Le gouvernement fédéral avait annoncé en septembre le versement annuel aux autorités du Kurdistan de trois tranches de 700 milliards de dinars (plus de 490 millions d'euros), pour payer les salaires publics.

Mais dans son verdict diffusé à la télévision publique, le juge Jassem al-Amiri a ordonné mercredi à Bagdad de verser les salaires, les pensions de retraite et les prestations sociales par virement sur les comptes bancaires des bénéficiaires.

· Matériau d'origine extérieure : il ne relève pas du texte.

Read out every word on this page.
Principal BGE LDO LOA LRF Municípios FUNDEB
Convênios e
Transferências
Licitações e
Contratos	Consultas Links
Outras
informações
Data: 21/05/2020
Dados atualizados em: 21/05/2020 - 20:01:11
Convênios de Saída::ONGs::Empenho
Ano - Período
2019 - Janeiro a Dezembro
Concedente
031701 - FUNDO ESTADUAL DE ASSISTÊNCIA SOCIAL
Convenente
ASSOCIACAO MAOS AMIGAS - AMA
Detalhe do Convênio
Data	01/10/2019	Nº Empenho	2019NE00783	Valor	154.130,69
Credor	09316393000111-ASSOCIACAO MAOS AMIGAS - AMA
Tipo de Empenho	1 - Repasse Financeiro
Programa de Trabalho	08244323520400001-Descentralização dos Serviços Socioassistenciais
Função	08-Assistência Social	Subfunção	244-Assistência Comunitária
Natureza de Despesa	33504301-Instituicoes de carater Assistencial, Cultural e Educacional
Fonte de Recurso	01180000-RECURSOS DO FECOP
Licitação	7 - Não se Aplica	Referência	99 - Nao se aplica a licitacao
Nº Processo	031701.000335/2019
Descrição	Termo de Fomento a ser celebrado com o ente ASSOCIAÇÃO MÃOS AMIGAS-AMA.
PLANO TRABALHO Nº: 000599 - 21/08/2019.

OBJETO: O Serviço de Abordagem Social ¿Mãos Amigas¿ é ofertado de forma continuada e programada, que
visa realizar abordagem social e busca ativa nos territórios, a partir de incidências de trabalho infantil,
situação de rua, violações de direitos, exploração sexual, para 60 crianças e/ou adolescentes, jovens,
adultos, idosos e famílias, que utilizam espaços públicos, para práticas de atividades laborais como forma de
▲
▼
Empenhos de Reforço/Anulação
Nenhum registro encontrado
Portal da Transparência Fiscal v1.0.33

Toutes les instances étatiques concernées doivent adopter ce mécanisme "sans en référer" aux autorités locales du Kurdistan, a souligné le juge.

Le budget des salaires sera déduit des financements versés par Bagdad au gouvernement régional du Kurdistan.

Litige entre l'Irak et la Turquie

Le verdict somme également Erbil, capitale régionale du Kurdistan, de "remettre au gouvernement fédéral tous ses revenus pétroliers et non-pétroliers", et réclame un audit des comptes.

Des années durant, le Kurdistan autonome disposait de financements indépendants grâce à ses exportations pétrolières.

Mais désormais, ces ventes de pétrole, actuellement suspendues en raison d'un litige entre l'Irak et la Turquie, devront passer par Bagdad, en échange de quoi un pourcentage du budget fédéral est alloué à la région autonome.

Le Kurdistan continue néanmoins de bénéficier des revenus tirés de plusieurs points de passage à ses frontières avec la Turquie, la Syrie et l'Iran voisins.

Les relations entre Bagdad et le Kurdistan, autonome depuis 1991, sont depuis toujours en dents de scie et la question du versement des salaires des fonctionnaires vient régulièrement empoisonner leurs rapports.